SASKATOON - Ryan Rupert doesn't consider this redemption.
The London Knights' 6-1 hammering of the Saskatoon Blades in the Memorial Cup tiebreaker Thursday night, before 7,895 at the Credit Union Centre, doesn't excuse the laugher laid on them by the Halifax Mooseheads two days earlier.
"It's still not our goal and it still wasn't the team that gave us the 9-2 beating, so it's not done yet," Rupert, the gritty Knights forward, said. "Last game was a good wakeup call. We got back to doing things the right way and we've got more to do."
The rested Western league champion Portland Winterhawks are up next in Friday night's semifinal.

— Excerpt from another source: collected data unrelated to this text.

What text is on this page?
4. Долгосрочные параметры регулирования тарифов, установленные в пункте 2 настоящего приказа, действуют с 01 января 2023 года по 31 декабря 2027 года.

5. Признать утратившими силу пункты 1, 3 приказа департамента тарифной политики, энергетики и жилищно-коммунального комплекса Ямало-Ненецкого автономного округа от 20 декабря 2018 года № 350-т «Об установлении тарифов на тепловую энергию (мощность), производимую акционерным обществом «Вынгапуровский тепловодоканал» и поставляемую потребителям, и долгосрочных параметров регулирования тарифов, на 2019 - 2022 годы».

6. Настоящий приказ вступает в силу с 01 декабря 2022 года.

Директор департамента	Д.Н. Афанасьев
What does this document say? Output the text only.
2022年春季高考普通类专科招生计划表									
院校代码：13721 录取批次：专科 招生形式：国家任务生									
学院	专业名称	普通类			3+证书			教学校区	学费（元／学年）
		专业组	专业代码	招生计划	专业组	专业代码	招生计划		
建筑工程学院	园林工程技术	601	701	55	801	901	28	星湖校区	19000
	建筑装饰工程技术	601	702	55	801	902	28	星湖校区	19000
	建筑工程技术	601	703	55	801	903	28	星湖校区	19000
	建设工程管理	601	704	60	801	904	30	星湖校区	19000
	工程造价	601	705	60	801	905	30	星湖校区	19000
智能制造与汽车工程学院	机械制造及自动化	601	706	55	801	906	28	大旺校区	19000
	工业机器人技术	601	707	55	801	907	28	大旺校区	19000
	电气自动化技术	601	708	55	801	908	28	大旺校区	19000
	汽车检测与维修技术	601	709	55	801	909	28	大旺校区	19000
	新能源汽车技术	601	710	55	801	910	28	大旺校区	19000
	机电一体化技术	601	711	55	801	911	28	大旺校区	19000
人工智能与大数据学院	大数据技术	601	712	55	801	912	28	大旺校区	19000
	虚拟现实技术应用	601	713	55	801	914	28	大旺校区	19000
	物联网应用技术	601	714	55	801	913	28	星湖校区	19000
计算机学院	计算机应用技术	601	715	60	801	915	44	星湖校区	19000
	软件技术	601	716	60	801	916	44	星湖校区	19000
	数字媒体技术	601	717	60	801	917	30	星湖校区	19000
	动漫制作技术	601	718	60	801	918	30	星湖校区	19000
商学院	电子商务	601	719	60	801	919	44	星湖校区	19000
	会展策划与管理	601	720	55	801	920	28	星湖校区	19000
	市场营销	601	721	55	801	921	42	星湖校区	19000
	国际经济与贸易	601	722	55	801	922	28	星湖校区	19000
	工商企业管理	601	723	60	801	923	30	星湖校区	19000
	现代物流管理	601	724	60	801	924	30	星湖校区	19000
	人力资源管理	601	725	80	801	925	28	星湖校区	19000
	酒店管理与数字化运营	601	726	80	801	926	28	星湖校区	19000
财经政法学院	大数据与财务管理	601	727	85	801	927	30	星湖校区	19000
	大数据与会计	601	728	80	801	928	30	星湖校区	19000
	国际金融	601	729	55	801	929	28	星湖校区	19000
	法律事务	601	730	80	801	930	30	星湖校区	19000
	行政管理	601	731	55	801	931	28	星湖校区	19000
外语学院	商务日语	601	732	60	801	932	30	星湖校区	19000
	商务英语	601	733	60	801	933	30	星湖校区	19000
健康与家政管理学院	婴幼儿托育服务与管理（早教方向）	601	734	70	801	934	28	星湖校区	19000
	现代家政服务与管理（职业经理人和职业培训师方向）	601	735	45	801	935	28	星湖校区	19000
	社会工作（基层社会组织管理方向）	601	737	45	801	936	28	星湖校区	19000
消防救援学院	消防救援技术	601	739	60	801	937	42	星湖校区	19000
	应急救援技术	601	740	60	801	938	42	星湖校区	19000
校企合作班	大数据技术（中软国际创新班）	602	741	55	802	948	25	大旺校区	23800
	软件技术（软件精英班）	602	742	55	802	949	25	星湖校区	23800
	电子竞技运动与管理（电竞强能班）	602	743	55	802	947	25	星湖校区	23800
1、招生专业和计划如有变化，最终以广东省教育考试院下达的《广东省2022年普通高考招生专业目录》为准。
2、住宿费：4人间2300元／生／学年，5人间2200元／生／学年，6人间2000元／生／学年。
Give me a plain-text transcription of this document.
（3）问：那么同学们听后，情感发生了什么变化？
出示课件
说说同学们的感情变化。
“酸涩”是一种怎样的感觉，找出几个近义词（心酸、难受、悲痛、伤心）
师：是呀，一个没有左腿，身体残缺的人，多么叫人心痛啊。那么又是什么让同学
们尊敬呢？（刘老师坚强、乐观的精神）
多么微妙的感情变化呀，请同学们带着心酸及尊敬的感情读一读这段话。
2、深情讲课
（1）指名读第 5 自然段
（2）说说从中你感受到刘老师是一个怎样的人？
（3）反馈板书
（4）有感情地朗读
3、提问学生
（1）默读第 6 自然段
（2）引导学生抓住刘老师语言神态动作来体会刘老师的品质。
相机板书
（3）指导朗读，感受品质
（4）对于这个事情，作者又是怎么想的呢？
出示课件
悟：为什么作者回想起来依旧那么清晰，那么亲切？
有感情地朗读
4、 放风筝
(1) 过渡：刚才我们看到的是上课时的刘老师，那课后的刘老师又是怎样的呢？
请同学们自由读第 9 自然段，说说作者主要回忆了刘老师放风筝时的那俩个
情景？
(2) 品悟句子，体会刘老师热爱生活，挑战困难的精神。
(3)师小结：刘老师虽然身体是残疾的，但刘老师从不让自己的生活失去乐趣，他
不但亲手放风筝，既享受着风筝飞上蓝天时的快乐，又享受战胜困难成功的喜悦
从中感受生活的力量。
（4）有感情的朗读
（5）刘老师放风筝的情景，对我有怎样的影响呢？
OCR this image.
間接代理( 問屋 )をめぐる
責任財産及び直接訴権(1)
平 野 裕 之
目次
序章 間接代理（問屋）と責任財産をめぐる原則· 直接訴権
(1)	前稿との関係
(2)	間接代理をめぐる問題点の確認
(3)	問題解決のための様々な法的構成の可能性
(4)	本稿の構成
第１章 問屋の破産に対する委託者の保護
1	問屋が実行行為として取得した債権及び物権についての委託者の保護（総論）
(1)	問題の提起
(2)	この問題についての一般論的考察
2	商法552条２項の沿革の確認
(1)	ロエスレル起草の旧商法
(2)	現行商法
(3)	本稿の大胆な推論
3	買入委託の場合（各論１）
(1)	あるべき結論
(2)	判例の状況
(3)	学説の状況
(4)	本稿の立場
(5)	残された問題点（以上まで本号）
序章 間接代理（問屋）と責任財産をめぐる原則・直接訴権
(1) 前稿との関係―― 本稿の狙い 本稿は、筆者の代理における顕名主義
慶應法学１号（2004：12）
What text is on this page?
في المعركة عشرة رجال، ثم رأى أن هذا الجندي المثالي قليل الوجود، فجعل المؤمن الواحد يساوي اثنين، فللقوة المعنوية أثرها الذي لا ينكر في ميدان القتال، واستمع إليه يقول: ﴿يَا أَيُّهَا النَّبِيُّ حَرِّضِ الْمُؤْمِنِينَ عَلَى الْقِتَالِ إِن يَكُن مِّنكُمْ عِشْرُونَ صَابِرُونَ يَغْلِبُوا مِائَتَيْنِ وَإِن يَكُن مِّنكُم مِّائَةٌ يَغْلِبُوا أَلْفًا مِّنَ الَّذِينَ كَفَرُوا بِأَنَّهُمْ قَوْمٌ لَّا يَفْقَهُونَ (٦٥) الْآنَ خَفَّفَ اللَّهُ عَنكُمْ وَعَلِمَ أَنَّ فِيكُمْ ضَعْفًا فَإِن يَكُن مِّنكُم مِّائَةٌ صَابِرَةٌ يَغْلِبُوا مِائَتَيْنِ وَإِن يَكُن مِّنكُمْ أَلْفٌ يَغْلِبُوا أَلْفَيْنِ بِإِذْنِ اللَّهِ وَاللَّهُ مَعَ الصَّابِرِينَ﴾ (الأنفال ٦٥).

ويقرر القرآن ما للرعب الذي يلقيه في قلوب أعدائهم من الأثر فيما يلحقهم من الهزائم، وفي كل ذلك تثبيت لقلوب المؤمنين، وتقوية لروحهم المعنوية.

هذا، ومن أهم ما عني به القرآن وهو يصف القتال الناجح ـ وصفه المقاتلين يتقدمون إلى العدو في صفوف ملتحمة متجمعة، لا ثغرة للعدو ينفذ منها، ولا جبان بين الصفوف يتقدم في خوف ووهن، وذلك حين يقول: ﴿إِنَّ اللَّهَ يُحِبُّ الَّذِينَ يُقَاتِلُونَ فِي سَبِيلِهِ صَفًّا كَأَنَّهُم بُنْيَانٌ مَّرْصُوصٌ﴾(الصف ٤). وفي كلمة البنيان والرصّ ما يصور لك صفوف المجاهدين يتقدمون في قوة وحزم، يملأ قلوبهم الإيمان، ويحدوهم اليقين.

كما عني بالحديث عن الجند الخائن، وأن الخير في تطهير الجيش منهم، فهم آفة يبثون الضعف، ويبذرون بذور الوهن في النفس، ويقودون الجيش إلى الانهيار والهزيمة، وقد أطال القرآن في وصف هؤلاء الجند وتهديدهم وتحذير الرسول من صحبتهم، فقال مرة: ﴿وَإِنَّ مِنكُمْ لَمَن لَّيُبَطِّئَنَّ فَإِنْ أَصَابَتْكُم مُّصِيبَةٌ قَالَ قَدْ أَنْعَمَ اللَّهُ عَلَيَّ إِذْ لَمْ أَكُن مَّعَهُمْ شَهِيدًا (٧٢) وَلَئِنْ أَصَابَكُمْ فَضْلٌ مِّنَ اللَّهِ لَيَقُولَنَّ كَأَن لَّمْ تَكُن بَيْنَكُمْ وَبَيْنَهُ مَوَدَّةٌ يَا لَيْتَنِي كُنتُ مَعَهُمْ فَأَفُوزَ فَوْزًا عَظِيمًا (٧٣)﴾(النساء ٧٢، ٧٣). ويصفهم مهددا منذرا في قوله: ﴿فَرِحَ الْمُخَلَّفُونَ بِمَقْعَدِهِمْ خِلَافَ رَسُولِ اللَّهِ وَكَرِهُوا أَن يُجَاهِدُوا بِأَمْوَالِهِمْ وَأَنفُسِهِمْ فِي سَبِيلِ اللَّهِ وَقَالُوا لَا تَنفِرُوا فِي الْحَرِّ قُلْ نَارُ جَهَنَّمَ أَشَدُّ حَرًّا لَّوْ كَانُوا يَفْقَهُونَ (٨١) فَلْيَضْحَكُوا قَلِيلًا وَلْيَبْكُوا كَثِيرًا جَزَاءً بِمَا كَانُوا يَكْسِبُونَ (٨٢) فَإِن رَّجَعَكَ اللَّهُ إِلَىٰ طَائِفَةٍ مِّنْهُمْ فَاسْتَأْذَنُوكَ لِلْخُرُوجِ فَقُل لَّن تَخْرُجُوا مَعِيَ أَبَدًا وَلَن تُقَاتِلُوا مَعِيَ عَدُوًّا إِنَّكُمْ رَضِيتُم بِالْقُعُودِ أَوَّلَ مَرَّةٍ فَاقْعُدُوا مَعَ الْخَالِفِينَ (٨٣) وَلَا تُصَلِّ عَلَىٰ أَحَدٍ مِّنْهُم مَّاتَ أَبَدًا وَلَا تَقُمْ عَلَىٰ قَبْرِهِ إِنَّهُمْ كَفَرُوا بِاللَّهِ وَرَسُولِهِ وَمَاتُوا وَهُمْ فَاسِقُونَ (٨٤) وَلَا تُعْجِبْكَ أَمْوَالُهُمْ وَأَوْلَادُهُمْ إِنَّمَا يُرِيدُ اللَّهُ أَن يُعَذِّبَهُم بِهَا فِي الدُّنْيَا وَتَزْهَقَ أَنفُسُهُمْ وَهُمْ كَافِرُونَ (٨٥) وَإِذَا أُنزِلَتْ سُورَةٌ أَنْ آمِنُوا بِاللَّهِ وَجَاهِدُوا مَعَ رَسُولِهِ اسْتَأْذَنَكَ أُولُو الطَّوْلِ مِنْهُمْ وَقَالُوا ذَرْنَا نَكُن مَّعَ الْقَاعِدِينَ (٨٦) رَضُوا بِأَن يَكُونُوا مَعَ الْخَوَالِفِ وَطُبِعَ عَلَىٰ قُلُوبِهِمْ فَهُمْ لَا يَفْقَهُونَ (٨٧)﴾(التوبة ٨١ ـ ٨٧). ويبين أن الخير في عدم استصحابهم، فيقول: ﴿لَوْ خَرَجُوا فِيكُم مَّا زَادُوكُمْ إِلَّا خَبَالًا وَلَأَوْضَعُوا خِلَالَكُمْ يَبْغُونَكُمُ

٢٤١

Then, Rupert hopes, it will be the Moose again.
The star-crossed host Blades are done first after the Knights staved off elimination for the fourth time this month, with season-saver Jake Patterson stopping 31 shots.
"The boys played really well in front of me,"the 18-year-old goalie from Sault Ste. Marie said. "It was big to maÕke the first couple of saves. It got me into the game. For the most part, they didn't have too many scoring chances."
He was pulled Tuesday after five first-period goals in the Halifax loss. This time his teammates did the chasing, forcing Russian world junior stopper Andrey Makarov from the crease after three third-period goals in 66 seconds made it 6-0.
"We've been a little snake-bitten, but we did a better job getting pucks in deep," said London sniper Seth Griffith, who scored a highlight-reel beauty. "Makarov, we made him work for it. He's a great goalie and we surprised ourselves on a couple of them.
"That's the way we played when we were on our 24-game winning streak and that's what it's going to take to win this tournament. Bring the game we played here and we'll be fine."
The Knights gave up the first goal in their three round-robin Cup games.
This time, they struck early on Bo Horvat penalty shot awarded when he was hauled down on a shorthanded breakaway.
"That was a big goal right off the bat," Griffith said. "The whole bench, we didn't think it went in. It trickled behind Makarov and that's a huge bounce for us.
"We carried the momentum from there."
London's offence has been re-ignited.
They scored eight goals in their first three games. This time, they blitzed the Blades.
"If you look at the Halifax game, we couldn't really generate anything offensively," Max Domi said. "I guess you can say we were saving it for tonight. It's huge moving forward
"Redemption is the wrong word. It just shows the group we have is capable of bouncing back."
They keep doing it with Patterson finding his way back into the net.
He was supposed to start against the Blades in the opener, but didn't after suffering from the flu.
He looked like he was cooked after the Mooseheads' onslaught.
"There's always tomorrow," he said. "You just have to put it behind you and move on to the next one."
There is no next one for the Blades.
They were built for this Cup and ended up a shadow of the physical team that played against Portland on Wednesday night.
When London took control, Saskatoon had no push back.
"It's a tough way to end things," leading scorer Josh Nicholls said through tears. "I'll move on with with my career and hope for the best."
Saskatoon defenceman Dalton Thrower missed the game after being suspended for the rest of the tournament for a head shot on Portland's Taylor Leier.
The Winterhawks forward, the best player in a win over London, has concussion-like symptoms and is expected to be done for the season.
The Knights, with 48 long hours to mull over their Halifax thrashing, jumped all over the Blades' malaise.
"We had our ups and downs this year," London captain Scott Harrington said. "We've seen it all in three, four years playing in London. The coaches did a good job focusing on the positives coming it. It (the seven-goal loss) was just a hockey game. Not the end of the world.
"We know we're a strong team and here for a reason."
It's not redemption - at least not yet.